The head of the world's first French international 24-hour news channel has told Press Gazette it will challenge the "Anglo-Saxon view" when it launches in the first week of December.
FRANCE 24 will initially broadcast two channels 24/7 — one in French and the other in English — to Europe, Africa, the Middle East, and the East coast of the US.
The channel's managing director, Jean-Yves Bonsergent, said: "People are less willing to accept just one opinion. The new generation of opinion leaders who are familiar with the internet and blogs, want to have a different point of view on the subjects that they are interested in.
"You have the Anglo-Saxon view represented by CNN International and BBC World. On the other side you have the Middle Eastern perspective that is focused around Al Jazeera. What we want to be at FRANCE 24 is an alternative in order to have a different view and fresh outlook on what is international news."
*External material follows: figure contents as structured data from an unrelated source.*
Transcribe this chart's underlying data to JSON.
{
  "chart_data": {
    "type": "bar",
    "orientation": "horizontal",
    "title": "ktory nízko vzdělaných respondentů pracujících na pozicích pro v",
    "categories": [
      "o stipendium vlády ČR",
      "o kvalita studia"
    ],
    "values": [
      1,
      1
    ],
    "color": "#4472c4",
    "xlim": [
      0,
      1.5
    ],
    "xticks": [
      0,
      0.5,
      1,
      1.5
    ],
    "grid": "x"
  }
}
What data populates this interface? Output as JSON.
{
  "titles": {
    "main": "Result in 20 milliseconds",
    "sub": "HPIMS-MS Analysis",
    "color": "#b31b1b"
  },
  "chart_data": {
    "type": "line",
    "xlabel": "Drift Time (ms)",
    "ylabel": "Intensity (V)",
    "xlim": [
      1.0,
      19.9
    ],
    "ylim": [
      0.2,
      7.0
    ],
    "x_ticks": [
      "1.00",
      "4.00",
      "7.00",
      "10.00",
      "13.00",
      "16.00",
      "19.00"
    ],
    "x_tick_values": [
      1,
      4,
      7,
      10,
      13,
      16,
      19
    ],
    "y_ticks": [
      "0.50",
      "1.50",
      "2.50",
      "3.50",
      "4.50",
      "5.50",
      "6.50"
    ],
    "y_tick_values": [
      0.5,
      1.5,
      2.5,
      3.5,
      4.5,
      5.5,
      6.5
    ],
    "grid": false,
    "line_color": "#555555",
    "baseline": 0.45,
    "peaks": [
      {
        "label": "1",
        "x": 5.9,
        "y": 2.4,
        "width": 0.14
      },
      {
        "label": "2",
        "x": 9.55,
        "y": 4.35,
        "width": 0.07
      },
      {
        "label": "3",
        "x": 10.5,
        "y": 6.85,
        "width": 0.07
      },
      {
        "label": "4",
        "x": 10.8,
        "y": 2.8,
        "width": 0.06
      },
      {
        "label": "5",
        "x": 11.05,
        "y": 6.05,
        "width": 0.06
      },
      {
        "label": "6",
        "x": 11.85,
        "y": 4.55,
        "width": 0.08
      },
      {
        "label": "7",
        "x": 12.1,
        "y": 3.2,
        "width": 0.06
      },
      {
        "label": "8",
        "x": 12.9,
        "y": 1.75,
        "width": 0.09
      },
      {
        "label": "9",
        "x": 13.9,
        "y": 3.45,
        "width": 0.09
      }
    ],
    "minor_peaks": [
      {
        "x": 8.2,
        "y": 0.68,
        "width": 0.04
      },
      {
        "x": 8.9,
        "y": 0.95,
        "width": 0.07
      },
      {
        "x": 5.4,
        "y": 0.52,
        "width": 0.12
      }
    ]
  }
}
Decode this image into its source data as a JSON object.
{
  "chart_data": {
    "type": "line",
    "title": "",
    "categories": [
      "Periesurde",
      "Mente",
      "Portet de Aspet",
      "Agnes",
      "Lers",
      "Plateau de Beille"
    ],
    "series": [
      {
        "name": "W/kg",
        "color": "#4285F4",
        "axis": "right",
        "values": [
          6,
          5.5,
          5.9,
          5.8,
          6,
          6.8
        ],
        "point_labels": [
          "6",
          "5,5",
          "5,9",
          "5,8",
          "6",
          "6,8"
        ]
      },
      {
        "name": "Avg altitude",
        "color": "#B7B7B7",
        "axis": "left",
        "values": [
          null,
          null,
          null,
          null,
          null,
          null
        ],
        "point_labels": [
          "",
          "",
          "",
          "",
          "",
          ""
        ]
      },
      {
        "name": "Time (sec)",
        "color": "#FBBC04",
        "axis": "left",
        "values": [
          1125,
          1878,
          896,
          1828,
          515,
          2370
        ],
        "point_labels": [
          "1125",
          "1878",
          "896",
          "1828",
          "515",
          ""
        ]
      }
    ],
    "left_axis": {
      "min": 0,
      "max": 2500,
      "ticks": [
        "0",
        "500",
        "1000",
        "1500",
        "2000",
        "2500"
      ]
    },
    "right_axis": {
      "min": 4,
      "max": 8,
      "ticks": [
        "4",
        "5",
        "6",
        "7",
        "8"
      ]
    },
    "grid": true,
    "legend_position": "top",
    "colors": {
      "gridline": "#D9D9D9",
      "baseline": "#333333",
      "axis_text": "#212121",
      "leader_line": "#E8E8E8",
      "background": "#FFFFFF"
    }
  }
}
An Arabic FRANCE 24 channel is planned for 2007, followed by a Spanish version within three years.
During the 2002 election campaign, president Jacques Chirac promised a "CNN à la française" and he is understood to be committed to a station that will "spread the values of France and its global vision throughout the world."
FRANCE 24 has said that its content will be influenced by three main French values — diversity, debate and culture.
The channel's annual budget, met by the French taxpayer, will be £50m, about an eighth of CNN.
Equally owned by the TF1 and France Télévisions groups, FRANCE 24 will launch its global news coverage with a dedicated staff of more than 170 bilingual broadcast journalists in Paris, as well as correspondents reporting from bureaus around the world.
The French channel will utilise existing correspondents from TF1 and France Télévisions as well as its own correspondents on long-term contracts and stringers.
FRANCE 24 already has a number of British journalists on its staff including: Natacha Butler, who has worked for Russia Today and AFP; Catherine Galloway who has experience at the BBC and Deutsche Welle TV, and Marc Owen who has worked for Granada TV and HTV.
In the UK, FRANCE 24 has been added to the start-up offer of channels on the Sky network.